Illustrated maiden and dragon myths were popular in the 19th century as a way to allow gentlemen to look at pictures of naked and bound women, while maintain the illusion that this was not pathological, as such activities were generally thought of those days. This so-called male gaze has been trivialized since then not in the least by the rise of a female gaze that now claims it’s turn “on top,” perhaps even in a non-gendered, more business-like way. Recent retellings of these stories are usually revisionist in that in them maidens rescue heroes and join forces with dragons to defeat a common foe.

The maiden in the myth of old is usually no more than an object to be possessed and the dragon another object preventing that. These days both maiden and dragon are being for themselves, they have intentions as much as the hero does. And if their gazes meet his, he becomes aware that they have intentions, which makes it difficult for him to engage them as objects.

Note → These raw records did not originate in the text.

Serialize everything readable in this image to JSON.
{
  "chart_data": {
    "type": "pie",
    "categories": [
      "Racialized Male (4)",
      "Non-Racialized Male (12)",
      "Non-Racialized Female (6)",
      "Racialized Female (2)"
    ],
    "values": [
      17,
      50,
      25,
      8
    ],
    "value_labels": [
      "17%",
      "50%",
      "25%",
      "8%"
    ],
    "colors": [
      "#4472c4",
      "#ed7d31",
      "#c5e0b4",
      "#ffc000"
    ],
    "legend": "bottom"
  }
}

Difficult but not impossible; one can objectify a subject by invoking an existing social difference like a boss does to an employee, or a new physical one like voyeur does with a photograph. But a hero is neither boss nor voyeur.

And these days the maiden and the dragon don’t need a hero anymore, and a hero’s no hero without them. Dragon and maiden, as shown here, now gaze at each other; they plot merged operations. They say “In these difficult…times,” “regrettably” layoffs were necessary to “move forward.” The position “hero” was eliminated.